To study the origin of the HEN1 enzyme, we carried out additional searches of the non-redundant sequence database using only HEN1-CTD (aa 694–911), with a stringent e (expectation) value threshold of 10-20. The search converged in the 4th iteration, revealing a family of sequences with well-conserved regions along the entire sequence. All sequences with scores below that threshold were reported with significantly shorter alignments and a preliminary visual analysis suggested that they lacked many of the residues apparently conserved among the close homologs of HEN1, they were also annotated as involved in distinct processes (typically – methylation of quinones), hence they were regarded as potential paralogs.

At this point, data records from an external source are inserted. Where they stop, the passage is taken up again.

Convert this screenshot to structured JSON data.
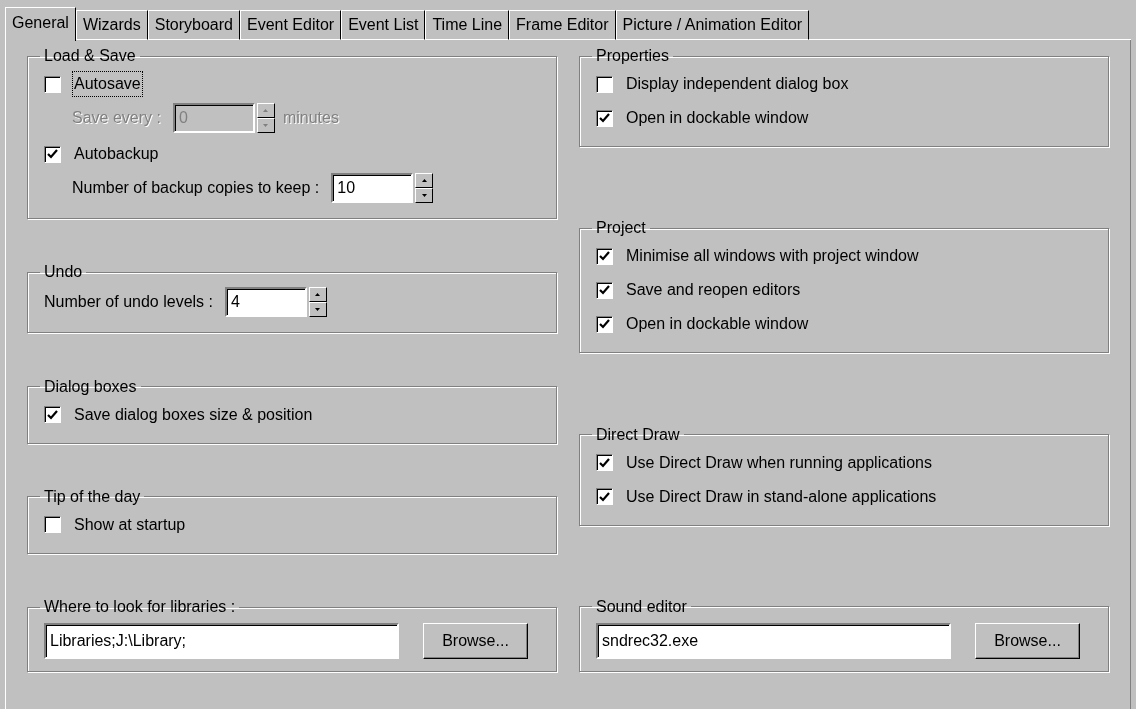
{
  "tabs": [
    {
      "label": "General",
      "selected": true
    },
    {
      "label": "Wizards",
      "selected": false
    },
    {
      "label": "Storyboard",
      "selected": false
    },
    {
      "label": "Event Editor",
      "selected": false
    },
    {
      "label": "Event List",
      "selected": false
    },
    {
      "label": "Time Line",
      "selected": false
    },
    {
      "label": "Frame Editor",
      "selected": false
    },
    {
      "label": "Picture / Animation Editor",
      "selected": false
    }
  ],
  "columns": [
    {
      "groups": [
        {
          "title": "Load & Save",
          "rows": [
            {
              "kind": "checkbox",
              "label": "Autosave",
              "checked": false,
              "focused": true,
              "children": [
                {
                  "kind": "spinner",
                  "label": "Save every :",
                  "value": "0",
                  "suffix": "minutes",
                  "disabled": true
                }
              ]
            },
            {
              "kind": "checkbox",
              "label": "Autobackup",
              "checked": true,
              "focused": false,
              "children": [
                {
                  "kind": "spinner",
                  "label": "Number of backup copies to keep :",
                  "value": "10",
                  "disabled": false
                }
              ]
            }
          ]
        },
        {
          "title": "Undo",
          "rows": [
            {
              "kind": "spinner",
              "label": "Number of undo levels :",
              "value": "4",
              "disabled": false
            }
          ]
        },
        {
          "title": "Dialog boxes",
          "rows": [
            {
              "kind": "checkbox",
              "label": "Save dialog boxes size & position",
              "checked": true,
              "focused": false
            }
          ]
        },
        {
          "title": "Tip of the day",
          "rows": [
            {
              "kind": "checkbox",
              "label": "Show at startup",
              "checked": false,
              "focused": false
            }
          ]
        },
        {
          "title": "Where to look for libraries :",
          "rows": [
            {
              "kind": "path",
              "value": "Libraries;J:\\Library;",
              "button": "Browse..."
            }
          ]
        }
      ]
    },
    {
      "groups": [
        {
          "title": "Properties",
          "rows": [
            {
              "kind": "checkbox",
              "label": "Display independent dialog box",
              "checked": false,
              "focused": false
            },
            {
              "kind": "checkbox",
              "label": "Open in dockable window",
              "checked": true,
              "focused": false
            }
          ]
        },
        {
          "title": "Project",
          "rows": [
            {
              "kind": "checkbox",
              "label": "Minimise all windows with project window",
              "checked": true,
              "focused": false
            },
            {
              "kind": "checkbox",
              "label": "Save and reopen editors",
              "checked": true,
              "focused": false
            },
            {
              "kind": "checkbox",
              "label": "Open in dockable window",
              "checked": true,
              "focused": false
            }
          ]
        },
        {
          "title": "Direct Draw",
          "rows": [
            {
              "kind": "checkbox",
              "label": "Use Direct Draw when running applications",
              "checked": true,
              "focused": false
            },
            {
              "kind": "checkbox",
              "label": "Use Direct Draw in stand-alone applications",
              "checked": true,
              "focused": false
            }
          ]
        },
        {
          "title": "Sound editor",
          "rows": [
            {
              "kind": "path",
              "value": "sndrec32.exe",
              "button": "Browse..."
            }
          ]
        }
      ]
    }
  ]
}
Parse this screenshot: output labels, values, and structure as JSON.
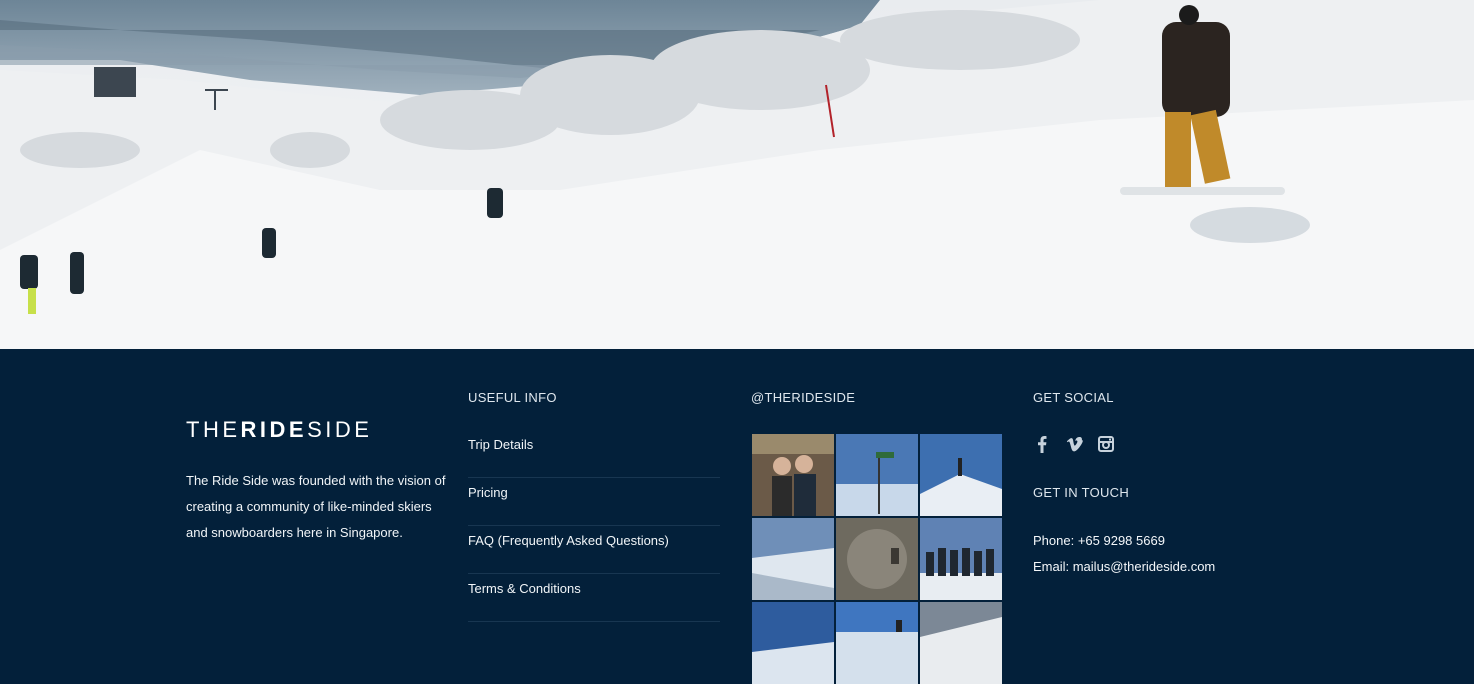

For the purpose of analyzing the orthologs of HEN1-CTD, all sequences reported with the e-values better than the threshold of 10-20 were retrieved and automatically aligned using MUSCLE . This initial alignment was refined manually (as described in Methods) to remove redundant sequences. Members of sequences from different phylogenetic lineages (see below) were used as queries in additional tBLASTn searches of the dbEST database and of finished and unfinished genomes, to identify additional members of the HEN1 family and also to refine some of the sequences from the initial alignment, which seemed to exhibit deletions due to overlooked exons etc. The final set comprised 46 sequences, including 25 members from Metazoa, 4 from Fungi, 11 from Viridiplantae, and 6 from Bacteria. Figure 2 shows the final multiple sequence alignment (MSA) of the HEN1 family, which was refined based on the results of structure prediction and evaluation of the sequence-structure fit on the three-dimensional level (see below).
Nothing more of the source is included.